Musculoskeletal simulations of movement are traditionally performed using rigid multibody models with simplified joint representations that do not account for the deformability and complex motion of biological tissues and articulations. However, several pathological conditions and treatments, such as osteoarthritis and total joint replacement, can be best investigated within a deformable modeling framework. Local tissue deformation is usually modeled with the finite element method that discretizes an arbitrary geometry into a mesh of deformable elements. While finite element models have been widely used to describe the tissue behavior at the organ/joint level (e.g. bone, knee joint), the interaction between this local level and the neuromuscular behavior at the whole-body scale is often neglected.
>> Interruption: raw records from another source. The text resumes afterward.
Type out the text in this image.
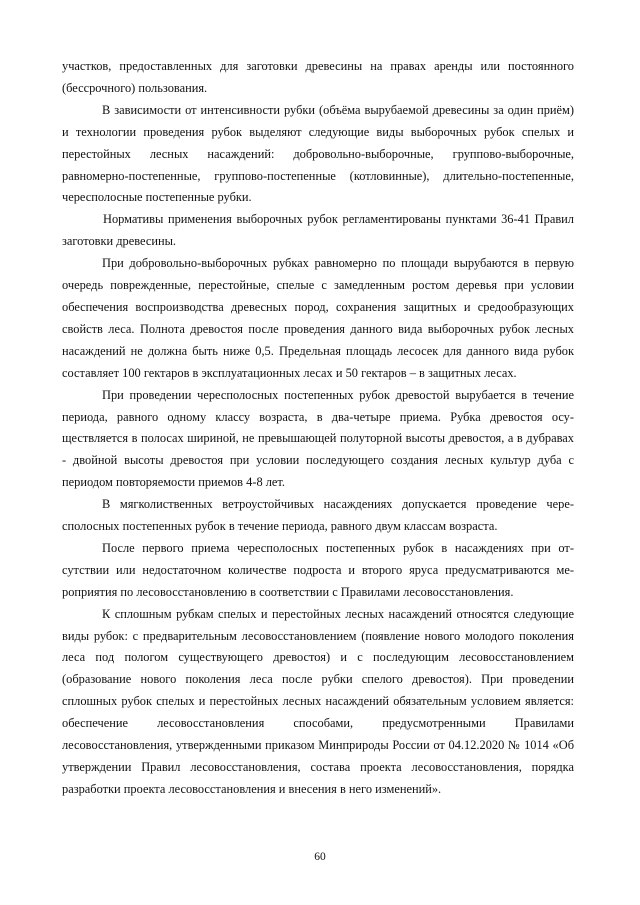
участков, предоставленных для заготовки древесины на правах аренды или постоянного (бессрочного) пользования.

В зависимости от интенсивности рубки (объёма вырубаемой древесины за один приём) и технологии проведения рубок выделяют следующие виды выборочных рубок спелых и перестойных лесных насаждений: добровольно-выборочные, группово-выборочные, равномерно-постепенные, группово-постепенные (котловинные), длительно-постепенные, чересполосные постепенные рубки.

Нормативы применения выборочных рубок регламентированы пунктами 36-41 Правил заготовки древесины.

При добровольно-выборочных рубках равномерно по площади вырубаются в первую очередь поврежденные, перестойные, спелые с замедленным ростом деревья при условии обеспечения воспроизводства древесных пород, сохранения защитных и средообразующих свойств леса. Полнота древостоя после проведения данного вида выборочных рубок лесных насаждений не должна быть ниже 0,5. Предельная площадь лесосек для данного вида рубок составляет 100 гектаров в эксплуатационных лесах и 50 гектаров – в защитных лесах.

При проведении чересполосных постепенных рубок древостой вырубается в течение периода, равного одному классу возраста, в два-четыре приема. Рубка древостоя осуществляется в полосах шириной, не превышающей полуторной высоты древостоя, а в дубравах - двойной высоты древостоя при условии последующего создания лесных культур дуба с периодом повторяемости приемов 4-8 лет.

В мягколиственных ветроустойчивых насаждениях допускается проведение чересполосных постепенных рубок в течение периода, равного двум классам возраста.

После первого приема чересполосных постепенных рубок в насаждениях при отсутствии или недостаточном количестве подроста и второго яруса предусматриваются мероприятия по лесовосстановлению в соответствии с Правилами лесовосстановления.

К сплошным рубкам спелых и перестойных лесных насаждений относятся следующие виды рубок: с предварительным лесовосстановлением (появление нового молодого поколения леса под пологом существующего древостоя) и с последующим лесовосстановлением (образование нового поколения леса после рубки спелого древостоя). При проведении сплошных рубок спелых и перестойных лесных насаждений обязательным условием является: обеспечение лесовосстановления способами, предусмотренными Правилами лесовосстановления, утвержденными приказом Минприроды России от 04.12.2020 № 1014 «Об утверждении Правил лесовосстановления, состава проекта лесовосстановления, порядка разработки проекта лесовосстановления и внесения в него изменений».

60
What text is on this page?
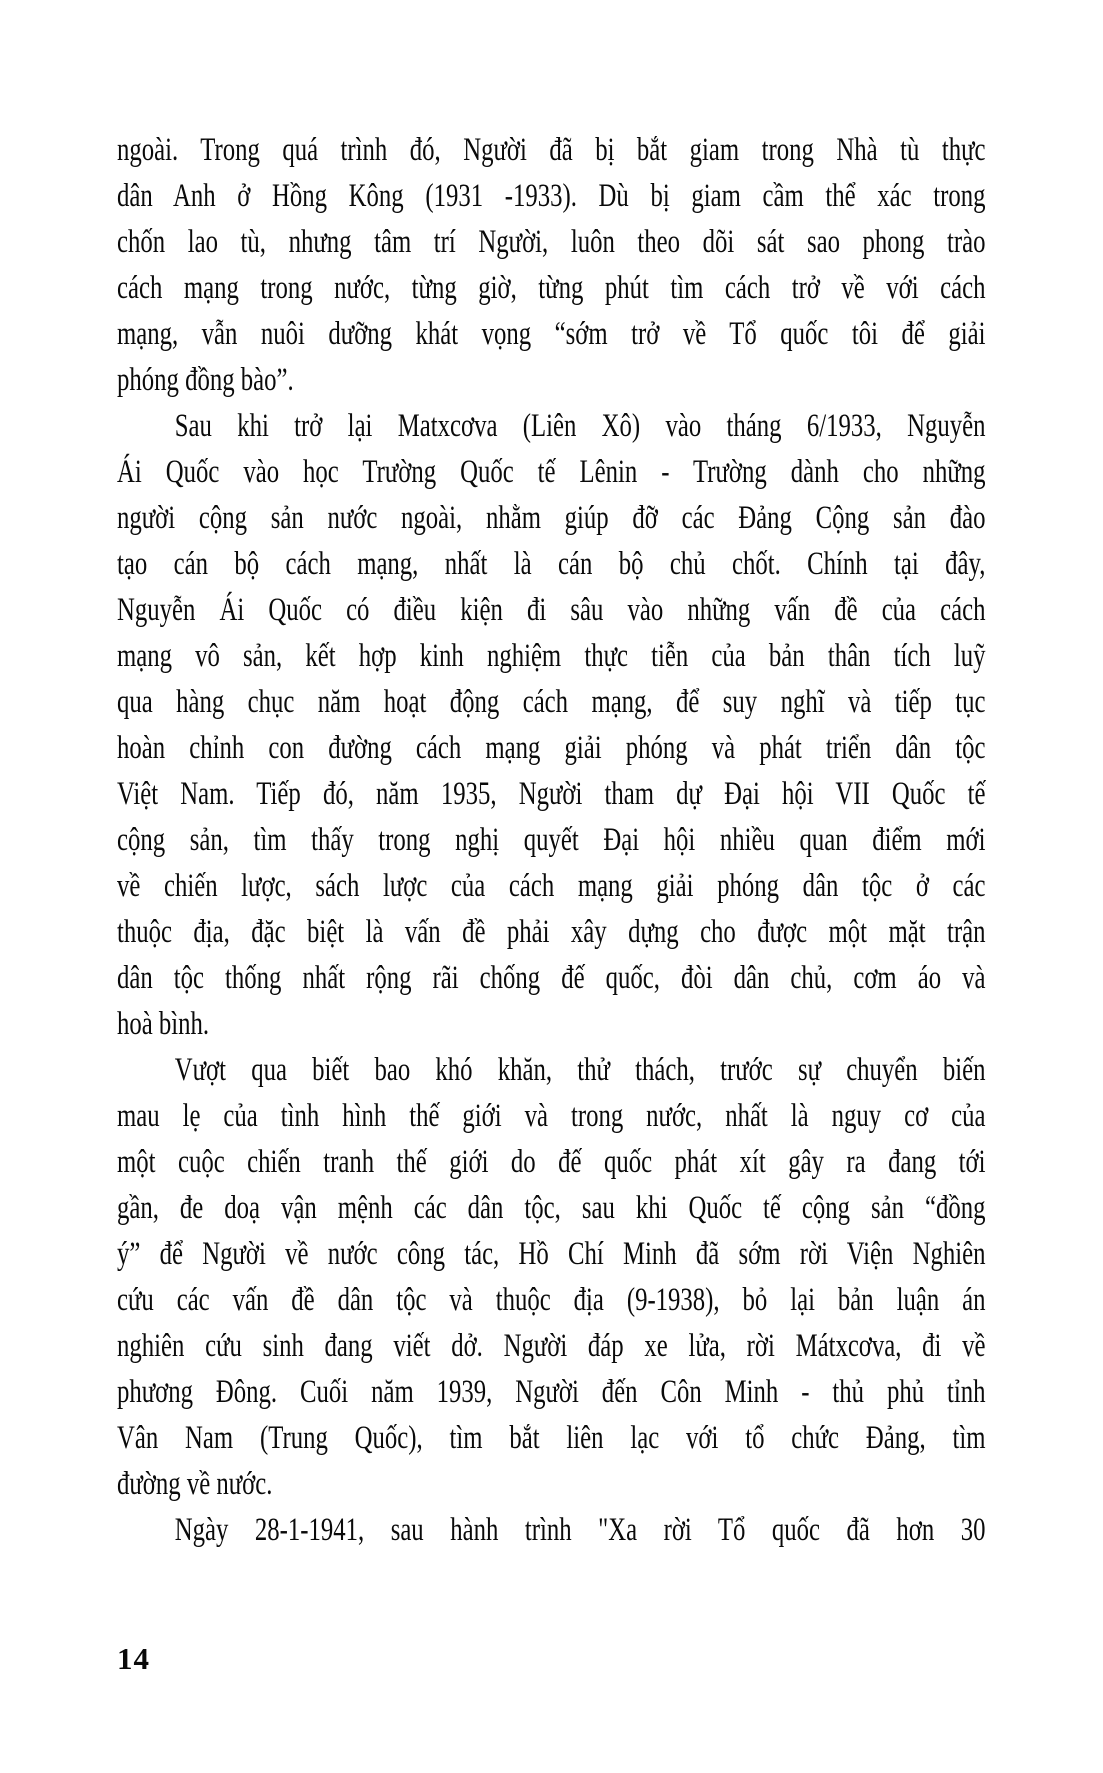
ngoài. Trong quá trình đó, Người đã bị bắt giam trong Nhà tù thực
dân Anh ở Hồng Kông (1931 -1933). Dù bị giam cầm thể xác trong
chốn lao tù, nhưng tâm trí Người, luôn theo dõi sát sao phong trào
cách mạng trong nước, từng giờ, từng phút tìm cách trở về với cách
mạng, vẫn nuôi dưỡng khát vọng “sớm trở về Tổ quốc tôi để giải
phóng đồng bào”.
Sau khi trở lại Matxcơva (Liên Xô) vào tháng 6/1933, Nguyễn
Ái Quốc vào học Trường Quốc tế Lênin - Trường dành cho những
người cộng sản nước ngoài, nhằm giúp đỡ các Đảng Cộng sản đào
tạo cán bộ cách mạng, nhất là cán bộ chủ chốt. Chính tại đây,
Nguyễn Ái Quốc có điều kiện đi sâu vào những vấn đề của cách
mạng vô sản, kết hợp kinh nghiệm thực tiễn của bản thân tích luỹ
qua hàng chục năm hoạt động cách mạng, để suy nghĩ và tiếp tục
hoàn chỉnh con đường cách mạng giải phóng và phát triển dân tộc
Việt Nam. Tiếp đó, năm 1935, Người tham dự Đại hội VII Quốc tế
cộng sản, tìm thấy trong nghị quyết Đại hội nhiều quan điểm mới
về chiến lược, sách lược của cách mạng giải phóng dân tộc ở các
thuộc địa, đặc biệt là vấn đề phải xây dựng cho được một mặt trận
dân tộc thống nhất rộng rãi chống đế quốc, đòi dân chủ, cơm áo và
hoà bình.
Vượt qua biết bao khó khăn, thử thách, trước sự chuyển biến
mau lẹ của tình hình thế giới và trong nước, nhất là nguy cơ của
một cuộc chiến tranh thế giới do đế quốc phát xít gây ra đang tới
gần, đe doạ vận mệnh các dân tộc, sau khi Quốc tế cộng sản “đồng
ý” để Người về nước công tác, Hồ Chí Minh đã sớm rời Viện Nghiên
cứu các vấn đề dân tộc và thuộc địa (9-1938), bỏ lại bản luận án
nghiên cứu sinh đang viết dở. Người đáp xe lửa, rời Mátxcơva, đi về
phương Đông. Cuối năm 1939, Người đến Côn Minh - thủ phủ tỉnh
Vân Nam (Trung Quốc), tìm bắt liên lạc với tổ chức Đảng, tìm
đường về nước.
Ngày 28-1-1941, sau hành trình "Xa rời Tổ quốc đã hơn 30
14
We will present a conceptual overview of multi-scale musculoskeletal modeling, and two examples of multi-scale approaches in a sequential fashion that link the outputs from a multibody OpenSim musculoskeletal simulation to joint-level deformable finite element models.

Webinar highlights:

  • Conceptual overview of multi-scale musculoskeletal modeling.
  • Presentation of two examples of the multi-scale sequential modeling approach that links multibody simulations to deformable finite element models.


 Workflow of the multi-scale sequential modeling approach used to estimate deformable contact mechanics for total knee replacement patients performing activities of daily living.
Figure 1. Workflow of the multi-scale sequential modeling approach used to estimate deformable contact mechanics for total knee replacement patients performing activities of daily living.